Number three son is Neil, who developed into a quality bowling all rounder. At club level he would be classed as medium fast, but it was his aggressive nature and knack of hitting the seam on a regular basis that made him difficult to play. If there was any moisture in the wicket then Neil would exploit it.

He started the usual way through the County youth set up and also played a couple of second eleven fixtures, but it was his performances for Welbeck that impressed Lincolnshire enough to sign him in 1989 and he continued to have eight good years with the County, the pinnacle probably playing in the minor counties cup final at Lords.

Neil was the only son that left Welbeck to play in another league. In 1993 he went to pro in the Birmingham League for Coventry and North Warwick and in 1994 he won the player of the year award which was voted on by the league umpires.

If we add to that the fact that he also played for the England Amateur side from 1991 to 1995 then it becomes clear that he was a class act.

Neil returned to Welbeck as player, then as coach and then as administrator and is now Charlie’s business partner mainly running their sister business Proskins. His son Robert also played through the county set up and now plays Premier League cricket for Welbeck as an all rounder.

Last son David has probably the least impressive cv of them all but could arguably have turned out to have been the best. He played for Notts at under 13 level, but then broke his finger badly and missed out until he was given a few games at under17. In earlier times his performances for Welbeck would have seen him trialling for the county side, but now this doesn’t seem to happen anymore.

Dave was another all rounder but this time as an off break bowler. Charlie has often said that if there was a fantasy cricket league for league cricketers, then Dave would have been the most expensive player. He regularly took around 50 wickets a season and as a batsman was the man for a crisis who would score hundreds coming in at number seven to win a game. Mental toughness was one thing all the lads had in common, but Dave had it in spades. Even now if the team is struggling, someone will say, “We could do with a Dave French innings.”

He now lives in Woking having spent three years in Buenos Aires and another three years in Paris.

You may all have noticed that daughter Debbie has not been mentioned yet, and it was stated at the beginning that there would be more of her later. Well if I said that she married Tim Ball, those of you who follow Notts closely may feel their ears begin to twitch.

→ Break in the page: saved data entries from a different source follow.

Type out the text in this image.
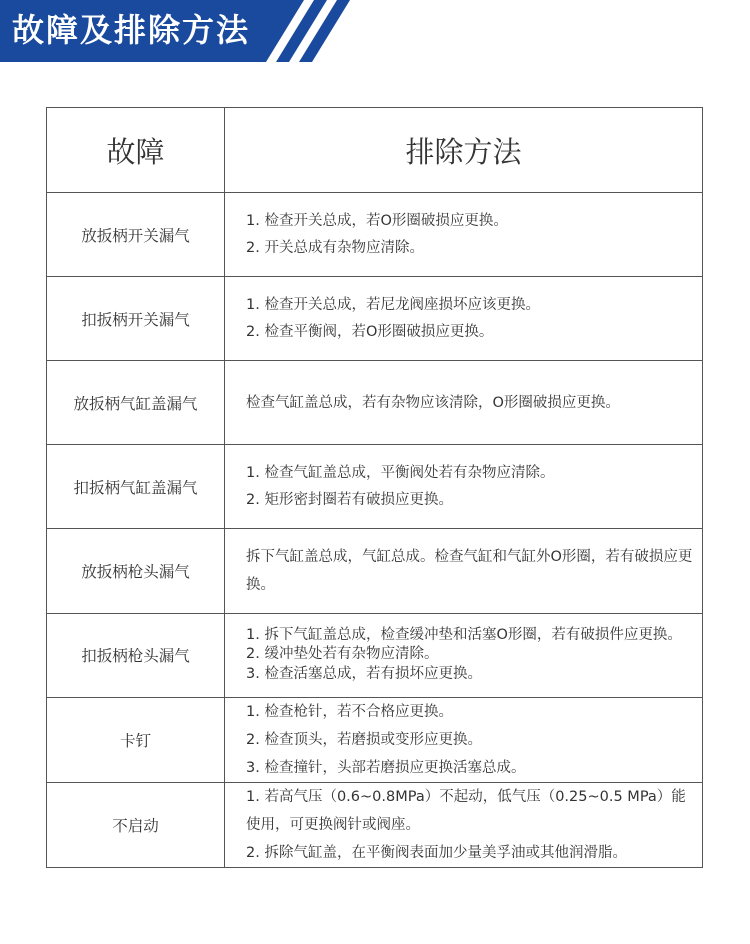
故障及排除方法
故障	排除方法
放扳柄开关漏气	1. 检查开关总成，若O形圈破损应更换。
2. 开关总成有杂物应清除。

扣扳柄开关漏气	1. 检查开关总成，若尼龙阀座损坏应该更换。
2. 检查平衡阀，若O形圈破损应更换。

放扳柄气缸盖漏气	检查气缸盖总成，若有杂物应该清除，O形圈破损应更换。

扣扳柄气缸盖漏气	1. 检查气缸盖总成，平衡阀处若有杂物应清除。
2. 矩形密封圈若有破损应更换。

放扳柄枪头漏气	拆下气缸盖总成，气缸总成。检查气缸和气缸外O形圈，若有破损应更换。

扣扳柄枪头漏气	1. 拆下气缸盖总成，检查缓冲垫和活塞O形圈，若有破损件应更换。
2. 缓冲垫处若有杂物应清除。
3. 检查活塞总成，若有损坏应更换。

卡钉	1. 检查枪针，若不合格应更换。
2. 检查顶头，若磨损或变形应更换。
3. 检查撞针，头部若磨损应更换活塞总成。

不启动	1. 若高气压（0.6~0.8MPa）不起动，低气压（0.25~0.5 MPa）能使用，可更换阀针或阀座。
2. 拆除气缸盖，在平衡阀表面加少量美孚油或其他润滑脂。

 Debbie has two sons, Jonathan who also plays for Welbeck as a good quality league off spinner and useful batsman was the first, and Jacob was the second. Jake was a naturally gifted young sportsman, but didn’t figure much in the Notts age groups. However at 18 he was starting to put in some useful performances as an opening bowler for Welbeck and was invited down to the nets at Trent Bridge to bowl at the England batsmen during the test series against Australia. His efforts caught the attention of the England coaching staff and he was asked to join the Notts academy. The following year he was selected for the England under 19’s, and he made his first team debut. Jake has just started his second year in his second two year contract & has broke through into the 4 day side at Nottinghamshire as he looks to progress as a professional cricketer. Debbie has more than played her part!